Betreiben Sie keinen alten Boiler mit einer Solaranlage. Ein abgestimmter Solarspeicher ist hier die ideale Lösung, die auch garantiert, dass die volle Sonnenleistung ankommt und nicht zum Beispiel wie bei einer schlecht isolierten Boileranlage trotz warmem Wasser immer nachgeheizt werden muß und so Energie verschwendet wird.
Es ist grundsätzlich davon abzuraten, einfach nur die Sonnenkollektoren und deren Regelung an einen vorhandenen Heizungs-Warmwasserboiler anzuschließen. Von ihrer Konstruktion her sind diese Behälter meist nicht fähig, die erzeugte und bestehende Wärme in unterschiedlichen Temperaturzonen zu schichten. Des Weiteren erfolgt ein hoher Wärmeverlust allein durch die Zirkulation zwischen den verschiedenen Speichern. Diese Lösungen sind zwar in der Anschaffung günstig, rentieren sich aber am Ende durch diese Verluste nicht wirklich. Deshalb sollten also alte Kessel stillgelegt werden und moderne und gut isolierte angeschafft. Es besteht aber auch die Möglichkeit, die bestehende Heizung direkt mit der Solaranlage zu verbinden. Hier kann Ihnen ein Fachmann mit Rat und Tat zur Seite stehen.

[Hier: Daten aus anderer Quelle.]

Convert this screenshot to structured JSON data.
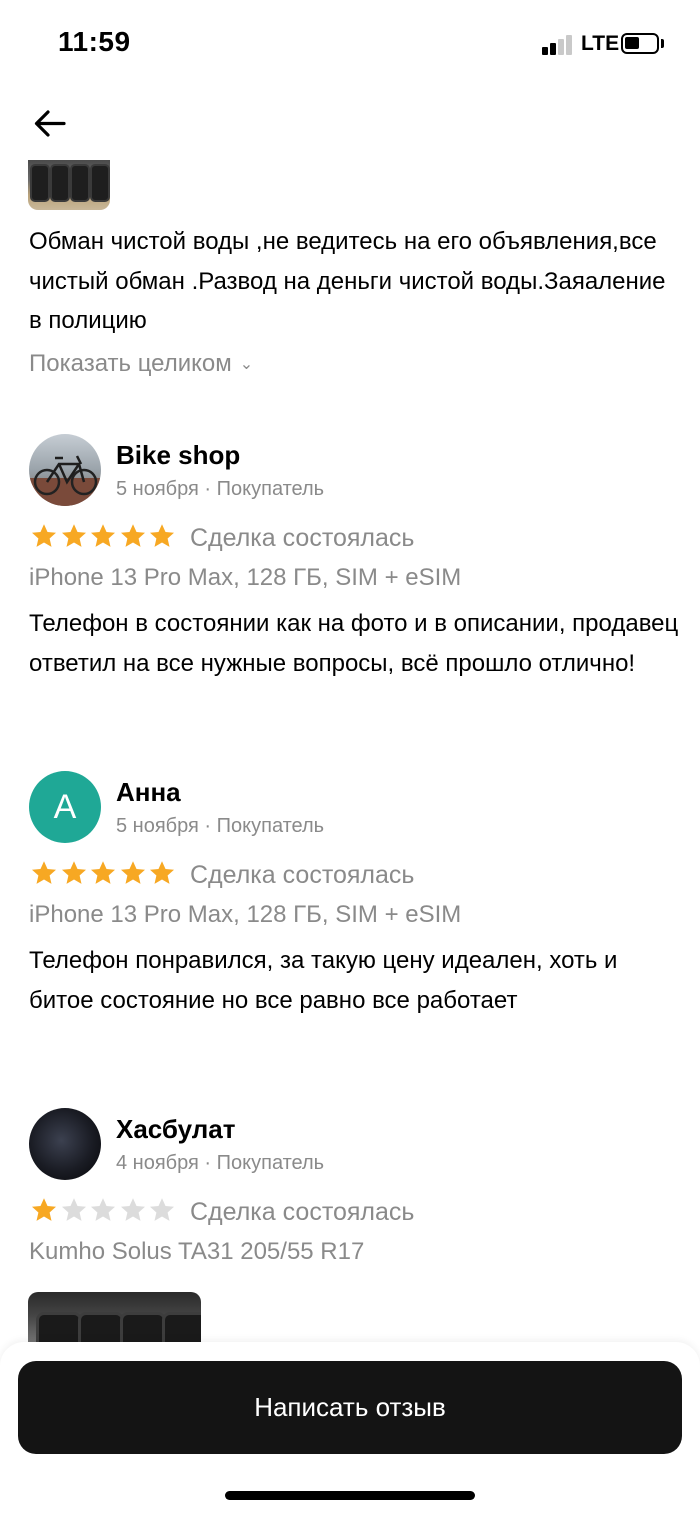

Ein weiterer fataler Fehler kann in der falschen Verlegung der Rohre bestehen.
Bei Raumheizungsunterstützung gehen Solaranlagen oft in Stillstand, da die Nutzung nicht für die erzeugte Energie ausreicht und die Pumpe sich ausschaltet. Das verdampfende Wasser ist unkritisch, wenn die Kollektoren sich restlos entleeren können. So vermeiden Sie Kurzschlüsse oder sogenannte Versulzungen.